Avant la lecture de ce "printemps russe", je ne connaissais Spinrad que de réputation et par quelques entrevues qu'il a pu accorder au cours de sa carrière. Ce livre en deux tomes m'avait été conseillé par un lecteur de SF. Après avoir tourné la dernière page, je suis soufflé!
Le premier point qui m'a frappé c'est le style. Pour moi, l'écriture de
Norman Spinrad tient du génie. D'un abord assez simple et dépouillé, allant droit à l'essentiel, il vire tantôt dans un style très cru et provocateur à un autre plus recherché, très raffiné et poétique, presque barjavelien. Mais toujours à bon escient. Il y a bien un côté parfois outrancier (surtout dans le premier tome) et ouvertement provocateur, comme si Spinrad, en écrivant, disait aux néo-conservateurs évangélistes américains qu'ils pouvaient se mettre leur bible dans le... Mais venant d'un auteur lui-même américain, la critique passe bien et connaître un peu les valeurs soutenues par l'auteur dans la vie donnent un deuxième niveau de lecture de tout ça.
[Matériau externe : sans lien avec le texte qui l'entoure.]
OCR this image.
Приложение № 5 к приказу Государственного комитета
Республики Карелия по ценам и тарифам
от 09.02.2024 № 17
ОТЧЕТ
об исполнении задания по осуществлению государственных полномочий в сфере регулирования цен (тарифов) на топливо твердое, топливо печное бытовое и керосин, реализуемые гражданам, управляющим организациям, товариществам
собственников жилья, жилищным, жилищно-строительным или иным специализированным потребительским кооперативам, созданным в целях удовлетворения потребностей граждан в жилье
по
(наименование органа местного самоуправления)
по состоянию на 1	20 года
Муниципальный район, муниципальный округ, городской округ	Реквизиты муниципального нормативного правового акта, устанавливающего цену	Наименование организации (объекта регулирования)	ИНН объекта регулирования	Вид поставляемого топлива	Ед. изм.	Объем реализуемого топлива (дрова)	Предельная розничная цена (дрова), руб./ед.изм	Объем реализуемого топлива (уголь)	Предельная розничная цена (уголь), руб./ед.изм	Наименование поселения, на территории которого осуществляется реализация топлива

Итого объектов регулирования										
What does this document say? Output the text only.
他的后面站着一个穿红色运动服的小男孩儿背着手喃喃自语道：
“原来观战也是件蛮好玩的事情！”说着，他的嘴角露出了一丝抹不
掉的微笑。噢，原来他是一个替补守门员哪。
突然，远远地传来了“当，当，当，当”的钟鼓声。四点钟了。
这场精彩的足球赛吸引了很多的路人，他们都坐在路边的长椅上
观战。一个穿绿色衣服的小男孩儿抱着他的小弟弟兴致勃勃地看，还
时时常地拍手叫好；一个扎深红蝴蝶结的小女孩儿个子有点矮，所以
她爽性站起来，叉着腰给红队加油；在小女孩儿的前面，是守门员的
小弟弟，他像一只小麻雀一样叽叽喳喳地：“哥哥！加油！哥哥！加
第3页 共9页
Ses personnages sont caricaturaux juste ce qu'il faut pour donner du corps à l'histoire, mais sont quand même merveilleusement fouillés, réalistes et attachants. Je n'ai pas pu m'empêcher de trouver d'énormes similitudes entre la Sonia Gagarine de Spinrad et la Maya Toitovna de
Kim Stanley Robinson.
Car certains admirateur du McCarthysme ont dénoncés (et dénoncent toujours)
Norman Spinrad comme anti-américain et pro-soviétique. Difficile de le croire à la lecture de ce "printemps russe". L'auteur est évidemment très critique envers l'impérialisme américain, leur avide malhonnêteté, leur chauvinisme de mauvais aloi. A travers ces personnages, il dénonce tout cela très ouvertement (d'ailleurs, difficile de ne pas voir en Jerry, le personnage principal, un parallèle évident avec la vie de l'auteur). Mais il dénonce aussi ouvertement la folie stalinienne, l'erreur soviétique, l'arrivisme et le carriérisme engendré par cette politique à marche forcée vers le socialisme, l'impérialisme rouge, etc. Il dénonce aussi avec force les nationalismes, les intégrismes, les replis identitaires. En suivant l'histoire d'une famille,
le printemps russe dénonce les dérives politiques comme les dérives humaines, dans leurs bassesses et leurs aspects les plus retors.
Malgré tout, ne voir que cela dans ce chef-d'oeuvre serait selon moi une immense erreur.
le printemps russe est une ode à l'optimisme et est porteur d'un message à la fois fédérateur et puissant. A travers ses personnages superbement décrits, dans cette uchronie qui n'est que trop réaliste, il questionne directement nos ambitions, nos valeurs, nos certitudes sur ce monde qu'il a imaginé et dans lequel nous vivons. Même si les forces en présence dans la géopolitique réelle ne sont pas exactement celles qu'avait imaginé
Norman Spinrad, le récit n'en reste pas moins parfaitement à-propos.
Un lecture extraordinaire que je relirai certainement et que je conseillerai à celles et ceux qui n'ont pas peur de se questionner sur leur monde occidental, leurs illusions et leurs aspirations.